The researchers discovered that this biochemical brake can be activated with lactate, a molecule involved in numerous metabolic processes. Then, they successfully genetically engineered probiotic bacteria to produce lactate.

“Probiotics are not new – we have all seen them sold as supplements and marketed as a way to promote health,” said Quintana. “Using synthetic biology to get probiotic bacteria to produce specific compounds relevant to diseases, we can enhance the benefits of probiotics to the maximum.” They tested their probiotic in mice with a disease closely resembling MS and found that, even though the bacteria live in the gut, they could reduce the disease’s effects in the brain. They did not find the bacteria in the bloodstream of the mice, suggesting that the observed effect resulted from biochemical signalling between cells in the gut and in the brain.
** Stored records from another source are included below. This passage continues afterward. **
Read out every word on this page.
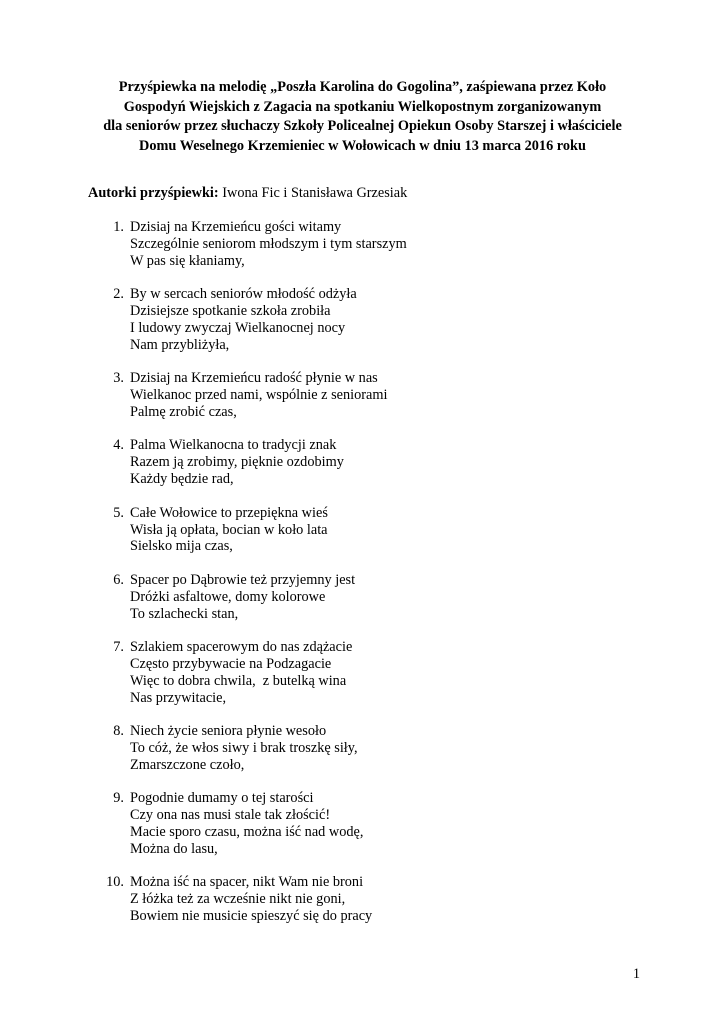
Przyśpiewka na melodię „Poszła Karolina do Gogolina”, zaśpiewana przez Koło
Gospodyń Wiejskich z Zagacia na spotkaniu Wielkopostnym zorganizowanym
dla seniorów przez słuchaczy Szkoły Policealnej Opiekun Osoby Starszej i właściciele
Domu Weselnego Krzemieniec w Wołowicach w dniu 13 marca 2016 roku
Autorki przyśpiewki: Iwona Fic i Stanisława Grzesiak
1. Dzisiaj na Krzemieńcu gości witamy
Szczególnie seniorom młodszym i tym starszym
W pas się kłaniamy,
2. By w sercach seniorów młodość odżyła
Dzisiejsze spotkanie szkoła zrobiła
I ludowy zwyczaj Wielkanocnej nocy
Nam przybliżyła,
3. Dzisiaj na Krzemieńcu radość płynie w nas
Wielkanoc przed nami, wspólnie z seniorami
Palmę zrobić czas,
4. Palma Wielkanocna to tradycji znak
Razem ją zrobimy, pięknie ozdobimy
Każdy będzie rad,
5. Całe Wołowice to przepiękna wieś
Wisła ją opłata, bocian w koło lata
Sielsko mija czas,
6. Spacer po Dąbrowie też przyjemny jest
Dróżki asfaltowe, domy kolorowe
To szlachecki stan,
7. Szlakiem spacerowym do nas zdążacie
Często przybywacie na Podzagacie
Więc to dobra chwila,  z butelką wina
Nas przywitacie,
8. Niech życie seniora płynie wesoło
To cóż, że włos siwy i brak troszkę siły,
Zmarszczone czoło,
9. Pogodnie dumamy o tej starości
Czy ona nas musi stale tak złościć!
Macie sporo czasu, można iść nad wodę,
Można do lasu,
10. Można iść na spacer, nikt Wam nie broni
Z łóżka też za wcześnie nikt nie goni,
Bowiem nie musicie spieszyć się do pracy
1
“We have discovered in recent years that the microorganisms in the gut have a significant impact on the central nervous system,” said Quintana. “We focused on multiple sclerosis in this study to see if we can use this effect to treat autoimmune diseases of the brain. The results indicate that we can.” Although the current study only looked at the effect of the probiotic in mice, the researchers are optimistic that the approach could be easily adapted for human use because the strain of bacteria used to create the probiotic has already been tested in humans. The researchers are also working to adjust their approach for autoimmune diseases that affect other parts of the body, especially gastrointestinal diseases like inflammatory bowel syndrome.

Quintana and his colleagues are collaborating with Mass General Brigham Ventures to establish a new company. Mass General Brigham is renowned for its leadership in research and innovation, which has led to the formation of numerous companies driving scientific advancement and economic growth locally and globally. These companies allow patients worldwide to benefit from the discoveries made at Mass General Brigham. Quintana stated, “Using living cells as a form of medicine within the body holds great potential for creating more personalized and precise therapies. If the microbes in the gut can impact brain inflammation, we believe we can harness their power for other applications.”